The main thing about having hardware switches is that I don't want to pay for an extra 1U at my data center. So I'm actually going to rig up the switch in an empty sled slot on my C6320! I purchased an empty sled to use as a drawer for easy access to this and possibly another switch while the system is racked. (I previously wanted to avoid this setup so I could have the option to add another server sled in the future.)

1593633517287.png

I may cave in and add a SECOND Mikrotik for redundancy, but more likely will add a 1GbE switch with more ports so I can have physical iDRAC connections as well. The cables on the back of these 3 server sleds are getting insane.... 3x QSFP 40G, interconnects, 3x SFP 10G, 3x Cat6 connected between sleds and hardware switches, 3x Cat6 connected to the iDRAC's, then 2 network uplinks to 2 dfferent hardware switches, and probably an interconenct between switches.

My earlier plan would have just relied upon 3 QSFP cables and then 1 network uplink on 2 different sleds.

The Mikrotik switch is pretty cool as it has dual power supply inputs and a wide input voltage range. So I am going to try to hook it up to both power supplies. In the C6300 chassis, these big fat cables run 12v and under the black plastic cover there are 4 terminals, one set for each power supply. There seem to be two of these boards (or at least two sets of cables), one under the other. But BOTH power supplies are present on BOTH boards (assuming the other board is the same) so they are NOT dedicated 1:1 to a PSU. 1 set of cables on each board corresponds to 1 PSU.

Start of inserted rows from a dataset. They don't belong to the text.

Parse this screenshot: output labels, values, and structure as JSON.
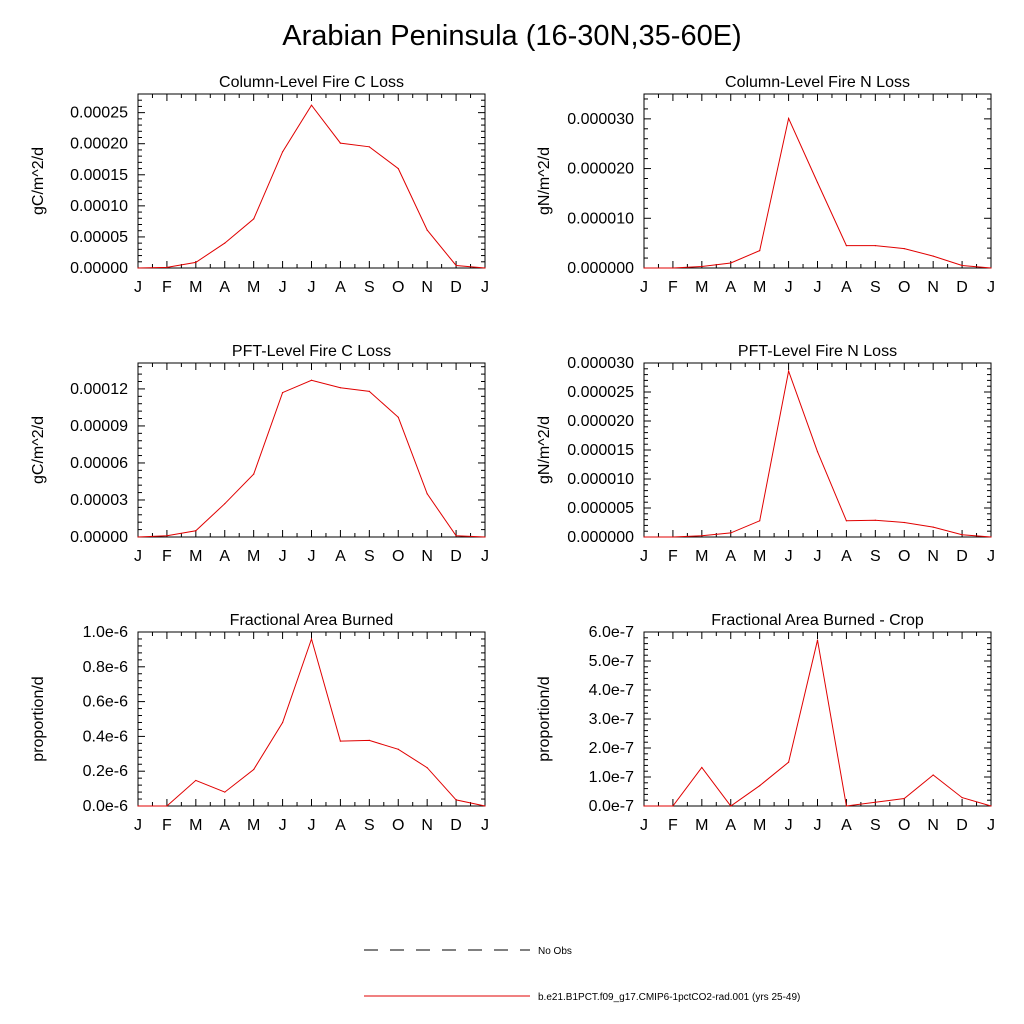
{
  "title": "Arabian Peninsula (16-30N,35-60E)",
  "colors": {
    "model": "#e00000",
    "obs": "#000000",
    "axis": "#000000"
  },
  "legend": [
    {
      "label": "No Obs",
      "style": "dashed",
      "color": "#000000"
    },
    {
      "label": "b.e21.B1PCT.f09_g17.CMIP6-1pctCO2-rad.001 (yrs 25-49)",
      "style": "solid",
      "color": "#e00000"
    }
  ],
  "chart_data": [
    {
      "type": "line",
      "title": "Column-Level Fire C Loss",
      "ylabel": "gC/m^2/d",
      "categories": [
        "J",
        "F",
        "M",
        "A",
        "M",
        "J",
        "J",
        "A",
        "S",
        "O",
        "N",
        "D",
        "J"
      ],
      "ylim": [
        0,
        0.00028
      ],
      "yticks": [
        0,
        5e-05,
        0.0001,
        0.00015,
        0.0002,
        0.00025
      ],
      "ytick_labels": [
        "0.00000",
        "0.00005",
        "0.00010",
        "0.00015",
        "0.00020",
        "0.00025"
      ],
      "series": [
        {
          "values": [
            0,
            1e-06,
            9e-06,
            4e-05,
            7.9e-05,
            0.000187,
            0.000262,
            0.000201,
            0.000195,
            0.00016,
            6.1e-05,
            4e-06,
            0
          ]
        }
      ]
    },
    {
      "type": "line",
      "title": "Column-Level Fire N Loss",
      "ylabel": "gN/m^2/d",
      "categories": [
        "J",
        "F",
        "M",
        "A",
        "M",
        "J",
        "J",
        "A",
        "S",
        "O",
        "N",
        "D",
        "J"
      ],
      "ylim": [
        0,
        3.5e-05
      ],
      "yticks": [
        0,
        1e-05,
        2e-05,
        3e-05
      ],
      "ytick_labels": [
        "0.000000",
        "0.000010",
        "0.000020",
        "0.000030"
      ],
      "series": [
        {
          "values": [
            0,
            0,
            3e-07,
            1e-06,
            3.5e-06,
            3.01e-05,
            1.72e-05,
            4.5e-06,
            4.5e-06,
            3.9e-06,
            2.4e-06,
            5e-07,
            0
          ]
        }
      ]
    },
    {
      "type": "line",
      "title": "PFT-Level Fire C Loss",
      "ylabel": "gC/m^2/d",
      "categories": [
        "J",
        "F",
        "M",
        "A",
        "M",
        "J",
        "J",
        "A",
        "S",
        "O",
        "N",
        "D",
        "J"
      ],
      "ylim": [
        0,
        0.000141
      ],
      "yticks": [
        0,
        3e-05,
        6e-05,
        9e-05,
        0.00012
      ],
      "ytick_labels": [
        "0.00000",
        "0.00003",
        "0.00006",
        "0.00009",
        "0.00012"
      ],
      "series": [
        {
          "values": [
            0,
            1e-06,
            5e-06,
            2.7e-05,
            5.1e-05,
            0.000117,
            0.000127,
            0.000121,
            0.000118,
            9.7e-05,
            3.5e-05,
            1e-06,
            0
          ]
        }
      ]
    },
    {
      "type": "line",
      "title": "PFT-Level Fire N Loss",
      "ylabel": "gN/m^2/d",
      "categories": [
        "J",
        "F",
        "M",
        "A",
        "M",
        "J",
        "J",
        "A",
        "S",
        "O",
        "N",
        "D",
        "J"
      ],
      "ylim": [
        0,
        3e-05
      ],
      "yticks": [
        0,
        5e-06,
        1e-05,
        1.5e-05,
        2e-05,
        2.5e-05,
        3e-05
      ],
      "ytick_labels": [
        "0.000000",
        "0.000005",
        "0.000010",
        "0.000015",
        "0.000020",
        "0.000025",
        "0.000030"
      ],
      "series": [
        {
          "values": [
            0,
            0,
            2e-07,
            7e-07,
            2.8e-06,
            2.86e-05,
            1.47e-05,
            2.8e-06,
            2.9e-06,
            2.5e-06,
            1.7e-06,
            4e-07,
            0
          ]
        }
      ]
    },
    {
      "type": "line",
      "title": "Fractional Area Burned",
      "ylabel": "proportion/d",
      "categories": [
        "J",
        "F",
        "M",
        "A",
        "M",
        "J",
        "J",
        "A",
        "S",
        "O",
        "N",
        "D",
        "J"
      ],
      "ylim": [
        0,
        1e-06
      ],
      "yticks": [
        0,
        2e-07,
        4e-07,
        6e-07,
        8e-07,
        1e-06
      ],
      "ytick_labels": [
        "0.0e-6",
        "0.2e-6",
        "0.4e-6",
        "0.6e-6",
        "0.8e-6",
        "1.0e-6"
      ],
      "series": [
        {
          "values": [
            0,
            0,
            1.47e-07,
            8e-08,
            2.1e-07,
            4.8e-07,
            9.6e-07,
            3.73e-07,
            3.77e-07,
            3.26e-07,
            2.2e-07,
            3.5e-08,
            0
          ]
        }
      ]
    },
    {
      "type": "line",
      "title": "Fractional Area Burned - Crop",
      "ylabel": "proportion/d",
      "categories": [
        "J",
        "F",
        "M",
        "A",
        "M",
        "J",
        "J",
        "A",
        "S",
        "O",
        "N",
        "D",
        "J"
      ],
      "ylim": [
        0,
        6e-07
      ],
      "yticks": [
        0,
        1e-07,
        2e-07,
        3e-07,
        4e-07,
        5e-07,
        6e-07
      ],
      "ytick_labels": [
        "0.0e-7",
        "1.0e-7",
        "2.0e-7",
        "3.0e-7",
        "4.0e-7",
        "5.0e-7",
        "6.0e-7"
      ],
      "series": [
        {
          "values": [
            0,
            0,
            1.33e-07,
            0,
            7e-08,
            1.51e-07,
            5.72e-07,
            0,
            1.3e-08,
            2.6e-08,
            1.07e-07,
            2.9e-08,
            0
          ]
        }
      ]
    }
  ]
}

The PDU boards probably each support 2 sleds. I'll be interested to see if it's actually a duplicate board underneath the top one or if there is just some power distribution cables down there or if one of these is a daughter card to the other. When I was trying to update the firmware I didn't read anything about needing to do it on two separate boards.

s-l1600 (7).jpg

The other interesting thing back on the direct connect setup is that Mellanox cards have some HARDWARE switching capabilities. Something called an eSwitch.....

Now trying to figure out if that is available on both Connectx3 and Connectx-3PRO cards. And if this works with normal firmware or the OFED firmware they offer.